Déserteurs de l'armée française durant la guerre d'Algérie
Les déserteurs de l’armée française, souvent désignés sous l'acronyme DAF, sont des groupes de sous-officiers et d'officiers algériens, en majorité des descendants de notables, des caïds et des bachaghas ayant prêté allégeance à la France durant la colonisation de l'Algérie.
Ces officiers ou sous-officiers étaient issus soit des grandes écoles militaires françaises soit d'écoles de formation de sous-officiers soit du rang.

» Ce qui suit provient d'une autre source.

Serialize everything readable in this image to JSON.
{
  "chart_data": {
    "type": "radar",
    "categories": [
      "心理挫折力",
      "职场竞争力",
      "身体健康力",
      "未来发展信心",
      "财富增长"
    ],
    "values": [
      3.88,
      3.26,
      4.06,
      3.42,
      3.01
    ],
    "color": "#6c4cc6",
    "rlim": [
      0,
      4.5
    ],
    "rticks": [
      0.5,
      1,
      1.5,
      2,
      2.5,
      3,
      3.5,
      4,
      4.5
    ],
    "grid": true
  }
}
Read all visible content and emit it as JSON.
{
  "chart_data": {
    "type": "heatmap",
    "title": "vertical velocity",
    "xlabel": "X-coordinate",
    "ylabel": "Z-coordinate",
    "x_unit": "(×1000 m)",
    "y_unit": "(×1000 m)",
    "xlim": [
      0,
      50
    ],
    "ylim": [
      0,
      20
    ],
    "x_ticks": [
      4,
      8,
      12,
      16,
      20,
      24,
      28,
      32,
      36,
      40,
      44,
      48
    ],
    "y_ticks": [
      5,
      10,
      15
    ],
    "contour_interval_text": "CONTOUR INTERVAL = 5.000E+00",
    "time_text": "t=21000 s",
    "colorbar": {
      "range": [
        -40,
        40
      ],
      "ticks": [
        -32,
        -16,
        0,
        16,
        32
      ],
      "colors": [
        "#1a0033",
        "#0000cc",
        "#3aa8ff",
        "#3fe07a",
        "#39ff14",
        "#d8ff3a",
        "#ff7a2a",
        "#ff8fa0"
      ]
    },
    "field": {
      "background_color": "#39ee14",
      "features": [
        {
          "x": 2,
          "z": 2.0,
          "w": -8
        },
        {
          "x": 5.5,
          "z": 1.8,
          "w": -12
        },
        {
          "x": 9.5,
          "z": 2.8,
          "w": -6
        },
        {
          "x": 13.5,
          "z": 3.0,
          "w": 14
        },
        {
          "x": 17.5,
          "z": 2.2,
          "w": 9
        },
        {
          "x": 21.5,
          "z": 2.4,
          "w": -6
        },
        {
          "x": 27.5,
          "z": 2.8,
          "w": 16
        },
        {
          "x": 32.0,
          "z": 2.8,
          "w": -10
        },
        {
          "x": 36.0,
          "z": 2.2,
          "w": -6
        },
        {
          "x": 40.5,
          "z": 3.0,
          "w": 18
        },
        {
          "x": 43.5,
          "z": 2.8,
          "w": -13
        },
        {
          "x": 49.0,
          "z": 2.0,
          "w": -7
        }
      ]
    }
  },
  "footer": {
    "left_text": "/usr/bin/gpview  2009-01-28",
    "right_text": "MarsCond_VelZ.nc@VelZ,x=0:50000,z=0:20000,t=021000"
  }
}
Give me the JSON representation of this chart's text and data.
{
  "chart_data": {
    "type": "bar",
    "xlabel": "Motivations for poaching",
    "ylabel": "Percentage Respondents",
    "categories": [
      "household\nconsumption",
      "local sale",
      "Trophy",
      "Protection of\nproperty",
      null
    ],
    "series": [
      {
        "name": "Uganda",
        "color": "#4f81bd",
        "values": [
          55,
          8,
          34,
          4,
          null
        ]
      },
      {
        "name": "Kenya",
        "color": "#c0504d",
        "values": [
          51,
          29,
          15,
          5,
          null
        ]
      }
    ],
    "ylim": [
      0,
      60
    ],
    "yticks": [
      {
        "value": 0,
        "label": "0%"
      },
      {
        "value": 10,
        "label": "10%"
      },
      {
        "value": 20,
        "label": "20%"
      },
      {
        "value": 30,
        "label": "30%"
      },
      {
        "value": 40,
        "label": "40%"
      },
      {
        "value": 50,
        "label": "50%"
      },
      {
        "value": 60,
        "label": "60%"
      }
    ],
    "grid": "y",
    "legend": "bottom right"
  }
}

Ils ont déserté l'armée française entre 1956 et 1961, durant la guerre d'Algérie. Ils ont ensuite rejoint par vagues successives les bases de l'armée de libération nationale de l'armée des frontières situées derrière les frontières de Tunisie et du Maroc.
Histoire
modifierLes premiers ralliements datent de 1956 à titre individuel et isolé, leurs désertions étant motivées par la cause nationaliste ou pour d'autres raisons. Ils sont nombreux parmi les déserteurs à combattre aux côtés des combattants de l'ALN et beaucoup d'entre-eux sont morts durant les combats.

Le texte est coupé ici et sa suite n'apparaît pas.